4CCS1PPA Programming Practice and Applications
Coursework 3: Predator/Prey Simulation
Michael K¨olling, Josh Murphy, Jeffery Raphael
Questions? [email protected]
Your task is to extend a predator/prey simulation. You should use the foxes-and-rabbits-handout
project (available for download from KEATS) as a basis for your own project, and modify and
extend it to make it more interesting. Note that this is slightly different from the book project,
so please use the version from KEATS, not from the book projects.
You must replace the Fox and Rabbit classes with different kinds of predator and prey to simulate
a different habitat (for example, under water, in a jungle, or in a fantasy world). You may add
additional classes to those included in the existing project.
This project is a pair programming task. You must work in pairs. Information about pair programming
is provided separately. We will not accept submissions by individuals.
1 Core tasks
You should aim at completing all core tasks. They are as follows.
• Your simulation should have at least five different kinds of acting species. At least two of
these should be predators (they eat another species), and at least two of them should not be
predators (they may eat plants). Plants can either be assumed to always be available (as in
the original project), or they can be simulated (see below).
• At least two predators should compete for the same food source.
• Some or all of the species should distinguish male and female individuals. For these, the
creatures can only propagate when a male and female individual meet. (“Meet” means they
need to be within a specified distance to each other, for example in a neighbouring cell.)
You will need to experiment with the parameters for breeding probability to create a stable
• You should keep track of the time of day. At least some creatures should exhibit different
behaviour at some time of the day (for example: they may sleep at night and not move
during that time).
You should implement the core tasks first before you move on to the extension tasks.
2 Challenge tasks
Once you have finished the core tasks, implement one or more extension tasks. You can either
choose from the following suggestions, or invent your own. You will be graded on a maximum of
• Add plants. Plants grow at a given rate, but they do not move. Some creatures eat plants.
They will die if they do not find their food plant.
• Add weather. Weather can change, and it influences the behaviour of some simulated aspects.
For example, grass may not grow without rain, or predators cannot see well in fog.
• Add disease. Some animals are occasionally infected. Infection can spread to other animals
when they meet.
If you invent your own extension tasks, check with your class supervisor before implementing
them. You can get their comments to ensure they your idea is not too simple or too difficult.
To get full marks on this assignment you must demonstrate exceptional technical aptitude with
the challenge tasks you implement.
3 Submission and Deadline
The submission consists of two parts: your code and a report documenting it. The code and report
must be submitted before the deadline, by both members of your pair. Both the source code
and the report should clearly state the names of both authors.
You have to submit a Jar of your project to the “Assignment 3: Code Submission” link in the
assignment 3 section on the PPA KEATS page, before the due date. The Jar file must contain
your source code, i.e., the *.java files. Your code will be assessed for:
1. Program Correctness —The application meets all of the program specifications, i.e., the
student has completed all of the base tasks including following submission instructions (e.g.,
the student submitted a Jar file of their BlueJ project).
2. Code Elegance —The application is written in such a way that the code is reusable and
efficient (i.e., memory usage and complexity).

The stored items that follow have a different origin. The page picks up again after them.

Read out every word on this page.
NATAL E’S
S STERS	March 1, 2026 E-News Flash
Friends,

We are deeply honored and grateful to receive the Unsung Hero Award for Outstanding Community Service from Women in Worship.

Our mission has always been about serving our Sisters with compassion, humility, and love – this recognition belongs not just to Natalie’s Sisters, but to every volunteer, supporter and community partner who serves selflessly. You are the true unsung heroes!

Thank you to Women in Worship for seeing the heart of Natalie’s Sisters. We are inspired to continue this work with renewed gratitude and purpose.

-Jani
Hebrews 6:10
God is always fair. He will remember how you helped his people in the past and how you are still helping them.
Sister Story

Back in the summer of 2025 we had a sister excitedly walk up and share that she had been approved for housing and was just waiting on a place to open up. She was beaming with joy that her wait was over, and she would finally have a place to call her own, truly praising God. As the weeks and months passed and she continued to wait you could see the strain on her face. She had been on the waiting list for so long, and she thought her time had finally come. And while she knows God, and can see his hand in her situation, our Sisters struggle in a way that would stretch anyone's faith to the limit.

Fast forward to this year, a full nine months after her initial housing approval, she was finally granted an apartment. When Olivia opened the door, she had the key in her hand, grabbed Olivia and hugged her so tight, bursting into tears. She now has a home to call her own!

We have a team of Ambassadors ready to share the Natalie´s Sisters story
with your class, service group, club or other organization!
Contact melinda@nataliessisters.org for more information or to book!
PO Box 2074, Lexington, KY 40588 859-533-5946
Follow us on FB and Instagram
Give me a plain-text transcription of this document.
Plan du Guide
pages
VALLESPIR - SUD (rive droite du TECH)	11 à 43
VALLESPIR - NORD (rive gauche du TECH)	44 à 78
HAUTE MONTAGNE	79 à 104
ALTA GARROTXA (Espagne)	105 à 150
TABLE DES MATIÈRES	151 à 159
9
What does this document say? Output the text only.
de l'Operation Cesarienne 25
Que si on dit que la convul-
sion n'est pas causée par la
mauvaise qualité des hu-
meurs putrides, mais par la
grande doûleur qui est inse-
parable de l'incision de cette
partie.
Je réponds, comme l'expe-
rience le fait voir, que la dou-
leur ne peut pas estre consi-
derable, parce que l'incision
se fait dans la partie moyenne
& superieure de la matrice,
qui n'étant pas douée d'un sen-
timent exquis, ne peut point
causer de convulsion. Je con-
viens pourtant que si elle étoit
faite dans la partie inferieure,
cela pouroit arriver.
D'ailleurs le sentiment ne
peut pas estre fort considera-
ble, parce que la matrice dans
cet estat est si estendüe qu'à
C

The application appropriately uses loops
and functions to reduce code complexity and/or repeated code. The application does not
have hard-coded solutions or poorly designed solutions. A poorly designed solution is overly
complicated, utilises excessive amounts of memory or utilises a slower approach to a problem.
3. Documentation —The application is sufficiently documented. Good documentation/comments
should explain what the code does and how it does it. Comments can also be used to highlight
nuances in your solution, e.g., a segment of code that only works under certain conditions.
4. Readability —The application is easy to understand and uses good programming practices.
The report must be submitted to the “Assignment 3: Report Submission” link in the assignment
3 section on the PPA KEATS page, before the deadline. The report should be no more than
four pages long. Marking the assignment will involve an interview in your lab class. More detail
about the interview will be provided separately. The report must clearly state the names and
student numbers of all students who worked on the submission. The report should also contain
the following :
• A description of your simulation, including the types of species that you are simulating, their
behaviour and interactions.
• A list and description of all extension tasks you have implemented.
• Code limitations/problems, e.g., code segment that uses a hard coded solution.
The report will be marked out of 100. Additional details on how marks are given can be found
in the Marking Rubric. Once your submission is marked and written feedback has been returned
to you, you will have the opportunity to get additional verbal feedback on your submission from
your lab TAs.
After submitting your work on KEATS, check that (1) your Jar file and report (pdf) has been
successfully uploaded and (2) that the Jar file contains all of your source files. This assignment
(code and report) is due Sunday 23rd February, 23:59.